A group of 47 investors coordinated by the Investor Alliance for Human Rights has signed a statement in support of BankTrack’s 2022 Global Human Rights Benchmark.
The statement expresses concern regarding the human rights performance of banks as shown by the Benchmark’s findings, and calls on banks to “raise the ambition and increase the pace” of implementation of the Guiding Principles, as the UN has called for in its Roadmap for the Next Decade.
The Benchmark evaluated the disclosures of 50 of the world’s largest banks against a set of 14 criteria covering four key areas of the UN Guiding Principles on Business and Human Rights (UNGPs): (1) policy commitment, (2) human rights due diligence, (3) reporting, and (4) access to remedy. In addition, it assessed how banks respond to specific cases of adverse human rights impacts raised by civil society groups.
“This statement and our partnership with BankTrack demonstrates how rigorous, evidence-based benchmarks grounded in international human rights frameworks such as the BankTrack Global Human Rights Benchmark can strengthen investors' analyses, proxy voting, and engagement strategies to ensure robust implementation of the UNGPs in the banking sector,” said Anita Dorett, director of the Investor Alliance for Human Rights.

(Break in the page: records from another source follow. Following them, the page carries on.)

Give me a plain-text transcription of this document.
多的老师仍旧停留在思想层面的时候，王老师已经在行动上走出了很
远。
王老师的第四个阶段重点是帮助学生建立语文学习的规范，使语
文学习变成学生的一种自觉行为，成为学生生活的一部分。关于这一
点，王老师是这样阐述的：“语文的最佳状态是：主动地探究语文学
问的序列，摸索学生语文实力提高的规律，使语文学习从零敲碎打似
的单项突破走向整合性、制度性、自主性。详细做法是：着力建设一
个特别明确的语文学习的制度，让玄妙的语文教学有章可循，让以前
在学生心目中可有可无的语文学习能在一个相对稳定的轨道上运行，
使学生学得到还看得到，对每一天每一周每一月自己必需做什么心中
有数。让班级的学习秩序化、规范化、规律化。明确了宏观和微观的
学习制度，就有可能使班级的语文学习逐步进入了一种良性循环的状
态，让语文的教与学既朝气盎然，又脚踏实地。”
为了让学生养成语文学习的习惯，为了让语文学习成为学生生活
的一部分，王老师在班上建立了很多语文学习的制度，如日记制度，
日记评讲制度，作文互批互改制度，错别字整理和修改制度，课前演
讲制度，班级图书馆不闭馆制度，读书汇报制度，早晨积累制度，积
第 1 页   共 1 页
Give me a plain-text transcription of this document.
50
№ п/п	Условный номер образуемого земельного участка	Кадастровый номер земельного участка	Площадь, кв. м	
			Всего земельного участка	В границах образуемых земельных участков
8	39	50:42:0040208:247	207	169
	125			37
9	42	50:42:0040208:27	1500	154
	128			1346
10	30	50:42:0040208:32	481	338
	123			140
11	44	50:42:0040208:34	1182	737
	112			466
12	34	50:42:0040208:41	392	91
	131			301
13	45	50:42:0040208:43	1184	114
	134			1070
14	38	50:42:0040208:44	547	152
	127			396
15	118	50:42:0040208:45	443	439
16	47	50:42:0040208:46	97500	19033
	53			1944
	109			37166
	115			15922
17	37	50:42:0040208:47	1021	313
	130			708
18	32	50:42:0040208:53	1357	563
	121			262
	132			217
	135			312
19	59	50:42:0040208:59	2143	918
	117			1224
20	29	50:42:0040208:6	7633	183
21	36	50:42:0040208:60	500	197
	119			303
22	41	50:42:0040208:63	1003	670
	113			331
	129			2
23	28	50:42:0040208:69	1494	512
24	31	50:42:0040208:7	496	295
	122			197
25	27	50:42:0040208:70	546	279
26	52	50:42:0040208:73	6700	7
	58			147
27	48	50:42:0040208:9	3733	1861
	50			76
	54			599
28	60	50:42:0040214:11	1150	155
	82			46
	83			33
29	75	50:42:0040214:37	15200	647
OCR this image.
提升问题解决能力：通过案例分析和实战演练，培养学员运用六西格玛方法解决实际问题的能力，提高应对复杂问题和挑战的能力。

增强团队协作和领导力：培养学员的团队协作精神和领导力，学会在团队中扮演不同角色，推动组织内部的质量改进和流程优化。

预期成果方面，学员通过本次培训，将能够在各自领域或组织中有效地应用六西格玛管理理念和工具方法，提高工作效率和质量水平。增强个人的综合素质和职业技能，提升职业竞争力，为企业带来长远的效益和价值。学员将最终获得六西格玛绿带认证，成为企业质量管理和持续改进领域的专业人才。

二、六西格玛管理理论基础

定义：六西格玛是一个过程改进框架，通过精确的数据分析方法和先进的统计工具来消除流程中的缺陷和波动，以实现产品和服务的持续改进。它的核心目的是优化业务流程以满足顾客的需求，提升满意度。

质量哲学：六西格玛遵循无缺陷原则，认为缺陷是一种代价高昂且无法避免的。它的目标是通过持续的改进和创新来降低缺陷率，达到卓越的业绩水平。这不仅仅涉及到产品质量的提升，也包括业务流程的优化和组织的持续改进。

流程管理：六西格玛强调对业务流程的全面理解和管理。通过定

This investor statement comes at a crucial time as EU institutions begin the final stages of negotiations over the Corporate Sustainability Due Diligence Directive, or CS3D, which aims to create mandatory human rights and environmental due diligence rules for companies. The inclusion of the financial sector in the scope of the legislation has been a controversial issue, leading to the recent release of a statement by the UN Working Group on Business and Human Rights calling on policy makers to include the entire financial sector in the CS3D without creating “carveouts” or other exceptions.